Select Page

Just a few years ago, containers were barely an idea. Now containers are coming to the forefront of development thanks to the rise of Docker. While there are still some bugs to work out with containers, we feel that containers are the best way to streamline and error-proof a production deployment.


The Problem

When done correctly, software development follows a set of steps to ensure that code being designed on the machines of software developers runs the same in production.

First, code is developed in a “dev” environment which isn’t live but which should mirror production as closely as possible without hindering development. The dev environment is normally distributed between developers using tools like vagrant to ensure consistency.

Then the new code moves into a staging or acceptance environment, which is often live only to internal users like the development, QA teams, and some business stakeholders. Finally, if the release makes it past testing, it is moved into a live production environment and becomes accessible to external users (in other words, your customers).

This ideal three-phase step has become the best practice, but it’s certainly not the norm. There are still companies who work directly in and deploy directly to a live production server. And even worse, there are many more who have difficulty keeping their separate environments in sync. Therefore, code tested in a QA environment may still fail or cause issues once deployed to the fully live environment.

This is a time consuming and expensive occurrence that simply shouldn’t happen. For some companies, even a few minutes of downtime can mean thousands of lost dollars of revenue.

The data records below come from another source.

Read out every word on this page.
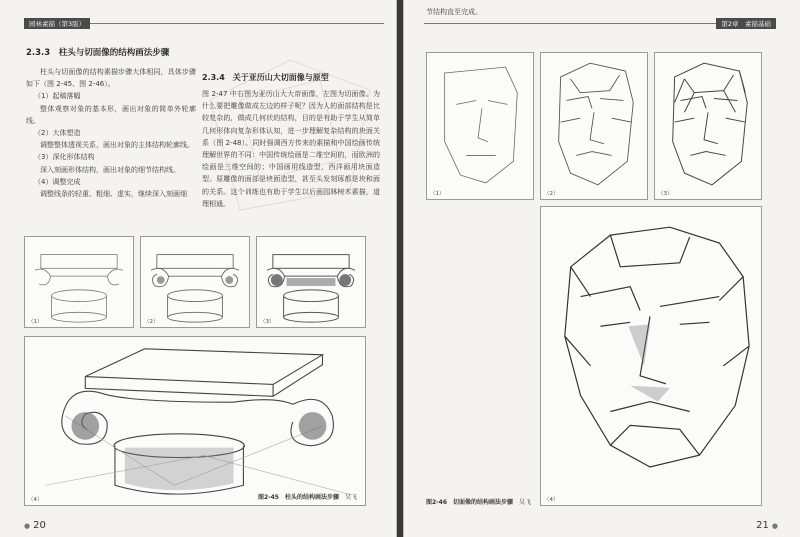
园林素描（第3版）
2.3.3　柱头与切面像的结构画法步骤

柱头与切面像的结构素描步骤大体相同，具体步骤如下（图 2-45、图 2-46）。

（1）起稿落幅

整体观察对象的基本形，画出对象的简单外轮廓线。

（2）大体塑造

调整整体透视关系，画出对象的主体结构轮廓线。

（3）深化形体结构

深入刻画形体结构，画出对象的细节结构线。

（4）调整完成

调整线条的轻重、粗细、虚实，继续深入刻画细

（1）	（2）	（3）
（4）	图2-45　柱头的结构画法步骤 吴飞
● 20
第2章　素描基础
（1）	（2）	（3）
节结构直至完成。
（4）
图2-46　切面像的结构画法步骤 吴飞
21 ●
2.3.4　关于亚历山大切面像与原型
图 2-47 中右图为亚历山大大帝面像，左图为切面像。为什么要把雕像做成左边的样子呢？因为人的面部结构是比较复杂的，做成几何状的结构，目的是有助于学生从简单几何形体向复杂形体认知，进一步理解复杂结构的块面关系（图 2-48）。同时强调西方传来的素描和中国绘画传统理解世界的不同：中国传统绘画是二维空间的，而欧洲的绘画是三维空间的；中国画用线造型，西洋画用块面造型。原雕像的面部是块面造型，甚至头发刻琢都是块和面的关系。这个训练也有助于学生以后画园林树木素描，道理相通。
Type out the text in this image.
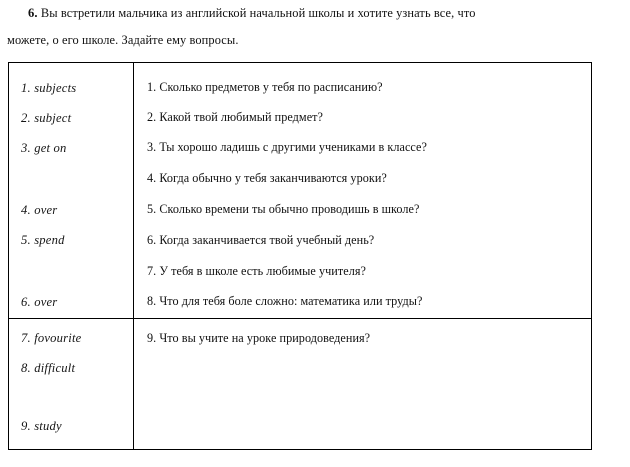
6. Вы встретили мальчика из английской начальной школы и хотите узнать все, что
можете, о его школе. Задайте ему вопросы.
1. subjects
2. subject
3. get on
4. over
5. spend
6. over
1. Сколько предметов у тебя по расписанию?
2. Какой твой любимый предмет?
3. Ты хорошо ладишь с другими учениками в классе?
4. Когда обычно у тебя заканчиваются уроки?
5. Сколько времени ты обычно проводишь в школе?
6. Когда заканчивается твой учебный день?
7. У тебя в школе есть любимые учителя?
8. Что для тебя боле сложно: математика или труды?
7. fovourite
8. difficult
9. study
9. Что вы учите на уроке природоведения?
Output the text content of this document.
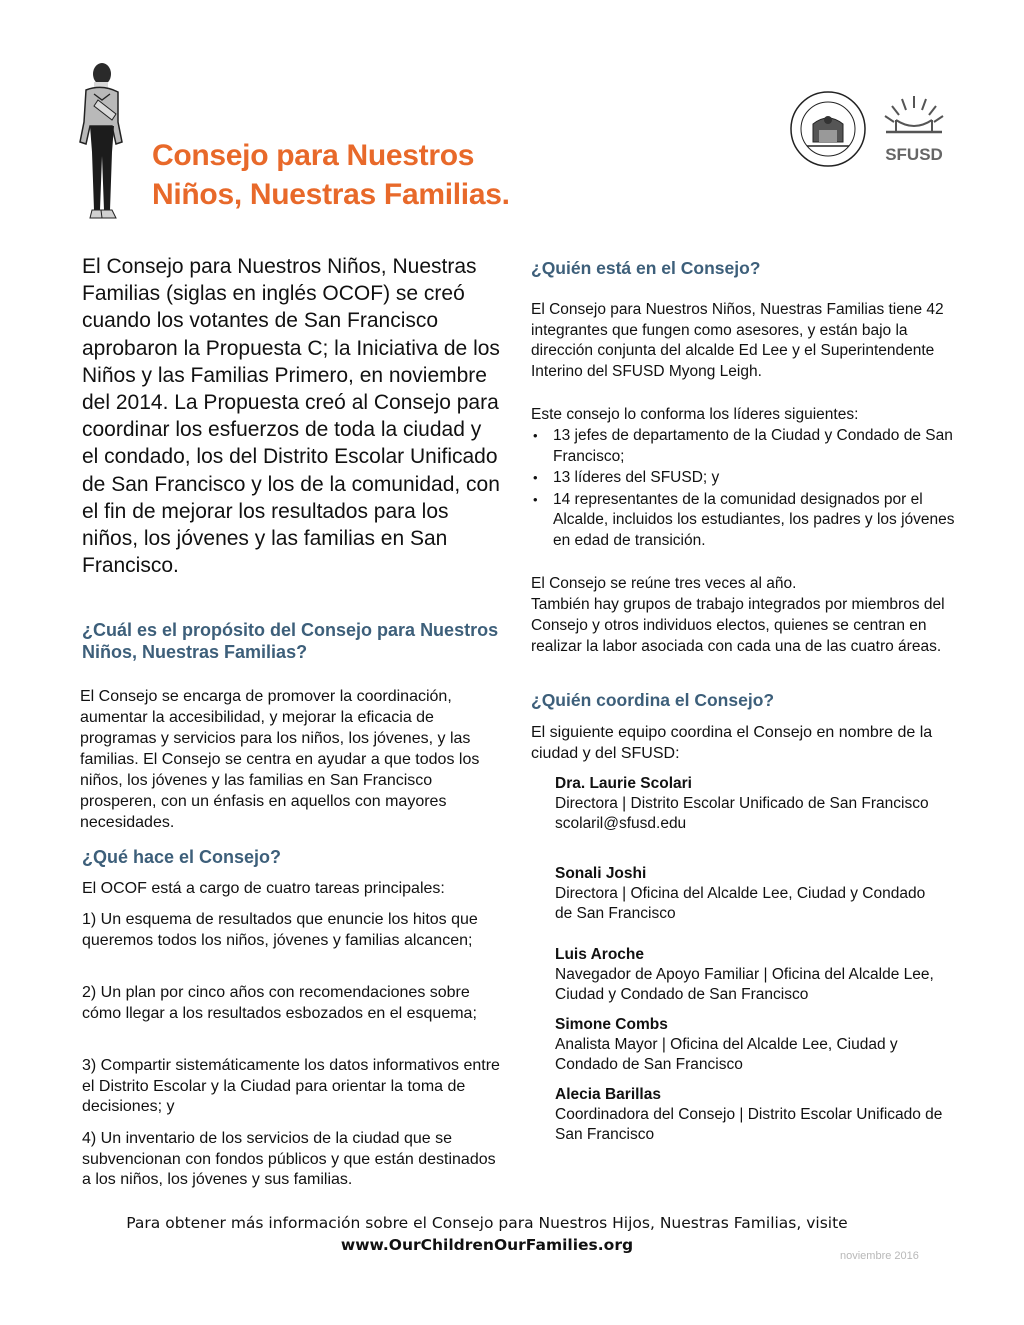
Consejo para Nuestros
Niños, Nuestras Familias.
SFUSD

El Consejo para Nuestros Niños, Nuestras Familias (siglas en inglés OCOF) se creó cuando los votantes de San Francisco aprobaron la Propuesta C; la Iniciativa de los Niños y las Familias Primero, en noviembre del 2014. La Propuesta creó al Consejo para coordinar los esfuerzos de toda la ciudad y el condado, los del Distrito Escolar Unificado de San Francisco y los de la comunidad, con el fin de mejorar los resultados para los niños, los jóvenes y las familias en San Francisco.

¿Cuál es el propósito del Consejo para Nuestros Niños, Nuestras Familias?

El Consejo se encarga de promover la coordinación, aumentar la accesibilidad, y mejorar la eficacia de programas y servicios para los niños, los jóvenes, y las familias. El Consejo se centra en ayudar a que todos los niños, los jóvenes y las familias en San Francisco prosperen, con un énfasis en aquellos con mayores necesidades.

¿Qué hace el Consejo?

El OCOF está a cargo de cuatro tareas principales:

1) Un esquema de resultados que enuncie los hitos que queremos todos los niños, jóvenes y familias alcancen;

2) Un plan por cinco años con recomendaciones sobre cómo llegar a los resultados esbozados en el esquema;

3) Compartir sistemáticamente los datos informativos entre el Distrito Escolar y la Ciudad para orientar la toma de decisiones; y

4) Un inventario de los servicios de la ciudad que se subvencionan con fondos públicos y que están destinados a los niños, los jóvenes y sus familias.

¿Quién está en el Consejo?

El Consejo para Nuestros Niños, Nuestras Familias tiene 42 integrantes que fungen como asesores, y están bajo la dirección conjunta del alcalde Ed Lee y el Superintendente Interino del SFUSD Myong Leigh.

Este consejo lo conforma los líderes siguientes:

• 13 jefes de departamento de la Ciudad y Condado de San Francisco;
• 13 líderes del SFUSD; y
• 14 representantes de la comunidad designados por el Alcalde, incluidos los estudiantes, los padres y los jóvenes en edad de transición.

El Consejo se reúne tres veces al año.
También hay grupos de trabajo integrados por miembros del Consejo y otros individuos electos, quienes se centran en realizar la labor asociada con cada una de las cuatro áreas.

¿Quién coordina el Consejo?

El siguiente equipo coordina el Consejo en nombre de la ciudad y del SFUSD:

Dra. Laurie Scolari
Directora | Distrito Escolar Unificado de San Francisco
scolaril@sfusd.edu
Sonali Joshi
Directora | Oficina del Alcalde Lee, Ciudad y Condado de San Francisco
Luis Aroche
Navegador de Apoyo Familiar | Oficina del Alcalde Lee, Ciudad y Condado de San Francisco
Simone Combs
Analista Mayor | Oficina del Alcalde Lee, Ciudad y Condado de San Francisco
Alecia Barillas
Coordinadora del Consejo | Distrito Escolar Unificado de San Francisco

Para obtener más información sobre el Consejo para Nuestros Hijos, Nuestras Familias, visite

www.OurChildrenOurFamilies.org

noviembre 2016
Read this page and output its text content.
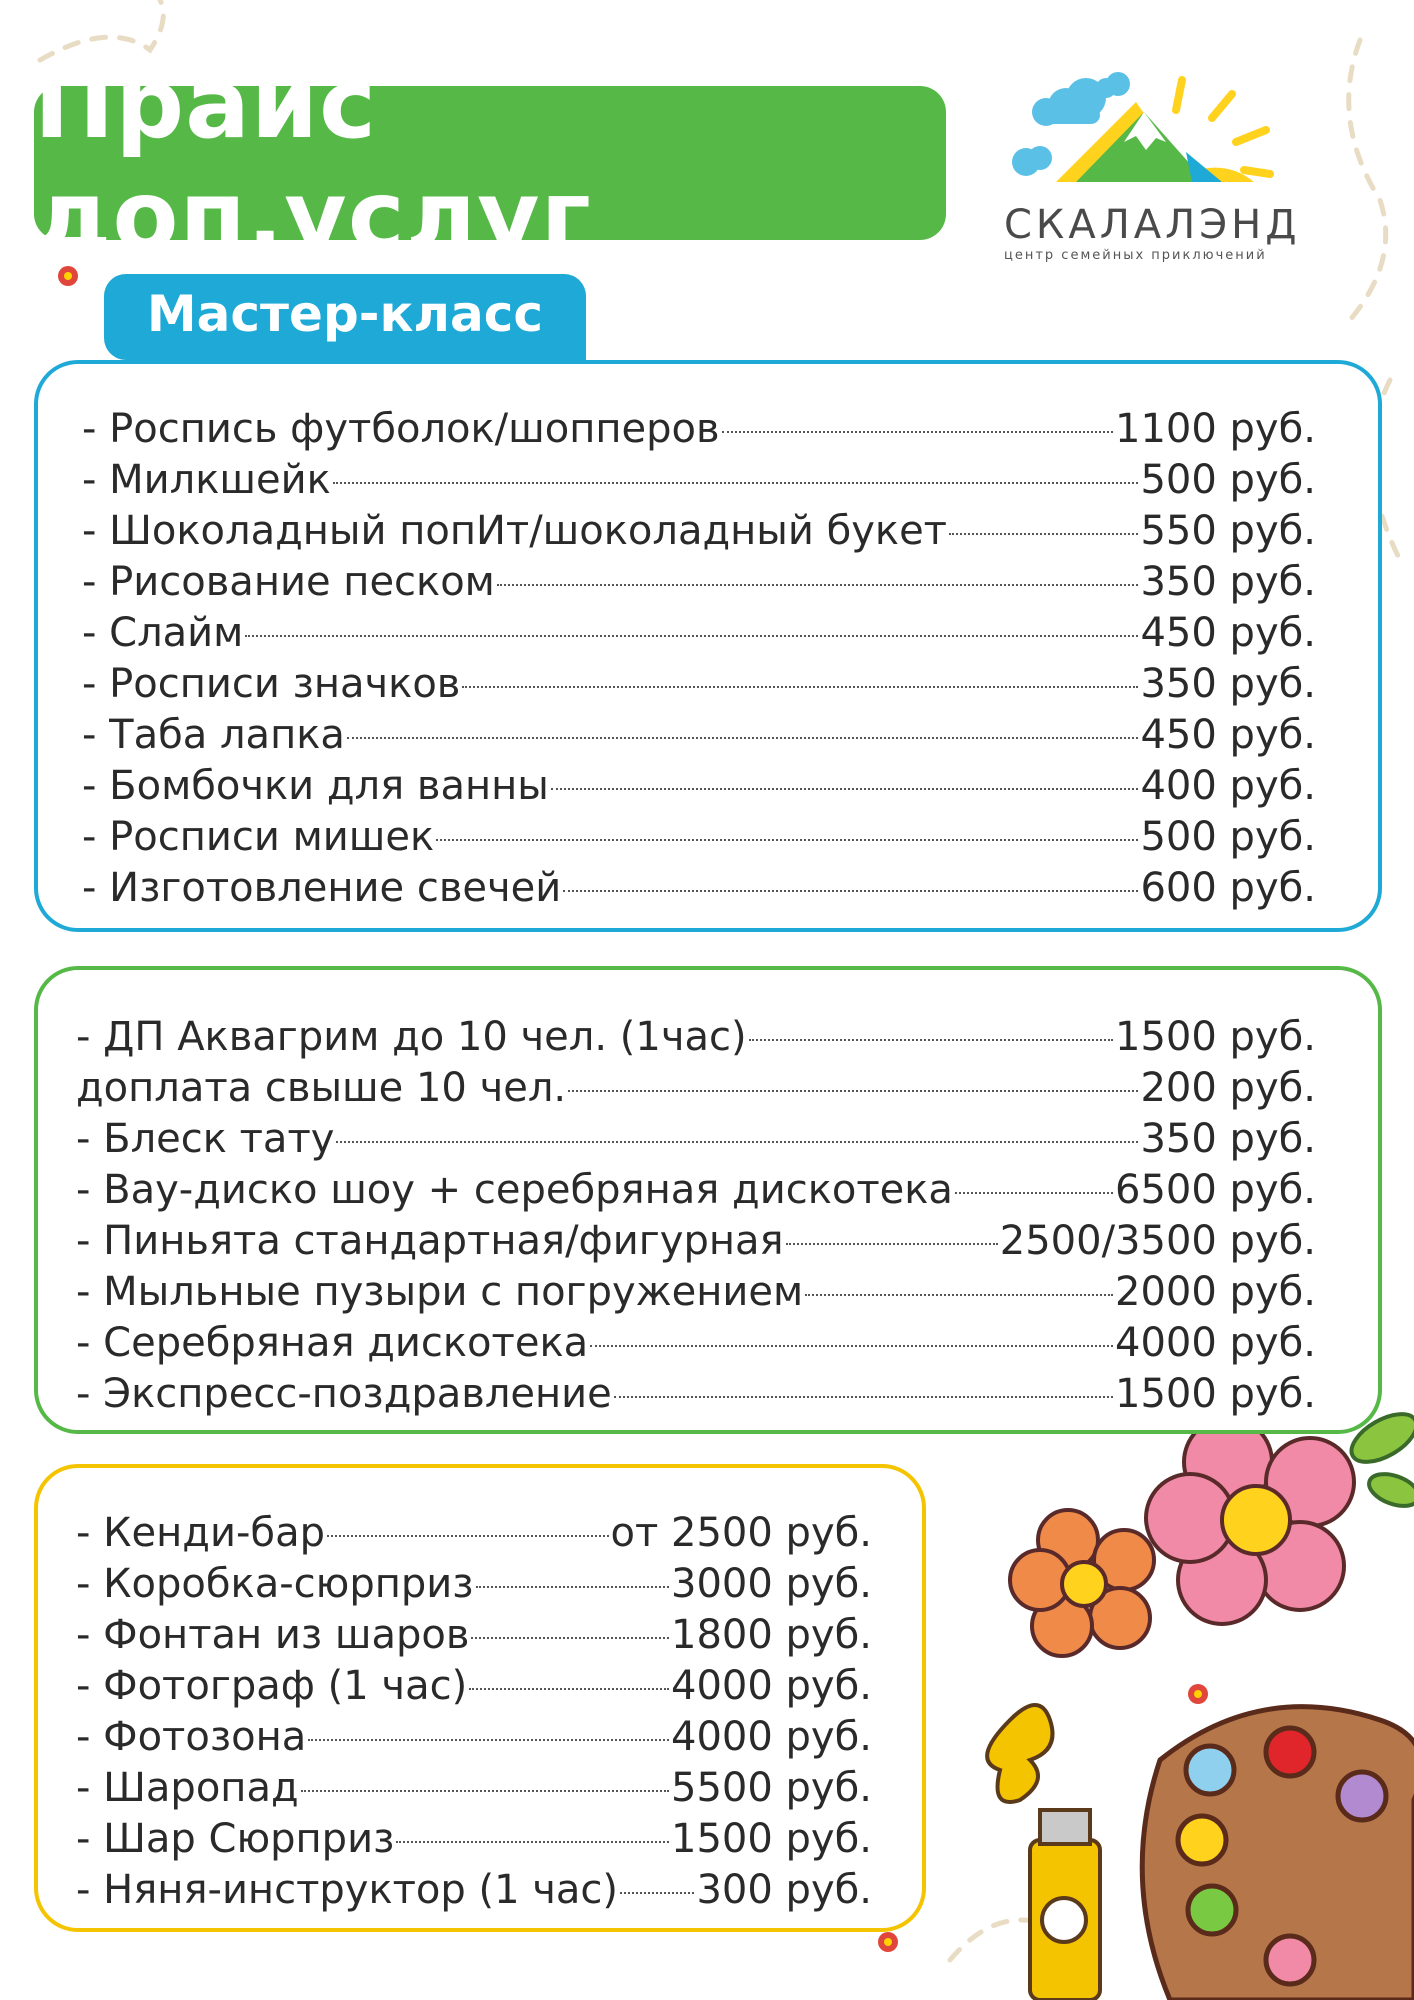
Прайс доп.услуг	СКАЛАЛЭНД
центр семейных приключений
Мастер-класс
- Роспись футболок/шопперов	1100 руб.
- Милкшейк	500 руб.
- Шоколадный попИт/шоколадный букет	550 руб.
- Рисование песком	350 руб.
- Слайм	450 руб.
- Росписи значков	350 руб.
- Таба лапка	450 руб.
- Бомбочки для ванны	400 руб.
- Росписи мишек	500 руб.
- Изготовление свечей	600 руб.
- ДП Аквагрим до 10 чел. (1час)	1500 руб.
доплата свыше 10 чел.	200 руб.
- Блеск тату	350 руб.
- Вау-диско шоу + серебряная дискотека	6500 руб.
- Пиньята стандартная/фигурная	2500/3500 руб.
- Мыльные пузыри с погружением	2000 руб.
- Серебряная дискотека	4000 руб.
- Экспресс-поздравление	1500 руб.
- Кенди-бар	от 2500 руб.
- Коробка-сюрприз	3000 руб.
- Фонтан из шаров	1800 руб.
- Фотограф (1 час)	4000 руб.
- Фотозона	4000 руб.
- Шаропад	5500 руб.
- Шар Сюрприз	1500 руб.
- Няня-инструктор (1 час) 300 руб.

In our experience, the three development environments are not enough to prevent deployment issues.  One big reason for this is that each change to production has to be pushed individually, with the risk of code, dependency, and file conflicts with each deployment. Minor changes that aren’t mirrored across environments can cause huge issues. If a mistake is made, the mistake is reflected over the large number of servers are tied to production. Even worse, when the code changes are back-end in nature, such as database changes, the end result can be catastrophic with long running database rollbacks being necessary to correct the problem.

The Solution

The solution we’ve had the most success with is to use a container service like Docker. Docker allows us to apply code changes, package up the and mirror the staging environments, and then test them as if they were in production. We then take that exact same container from staging and move it into production with full confidence it will behave in the exact same manner it did when we were testing.

This effectively creates an atomic unit that represents the application thereby eliminating conflicts and inconsistency. When implemented correctly, Docker containers are almost guaranteed to work in production exactly as it did in staging. Containers eliminate unexpected downtime and errors, saving everyone time and money and keeping uptime statistics high. Users are happy, stakeholders are happy, and the development team can go on doing its job of continuing work.

If bugs do slip by QA into production that weren’t detected in staging, rolling back to a previous version of an application is as simple as replacing the new container with the old one in full confidence the previous version will work exactly like it did before.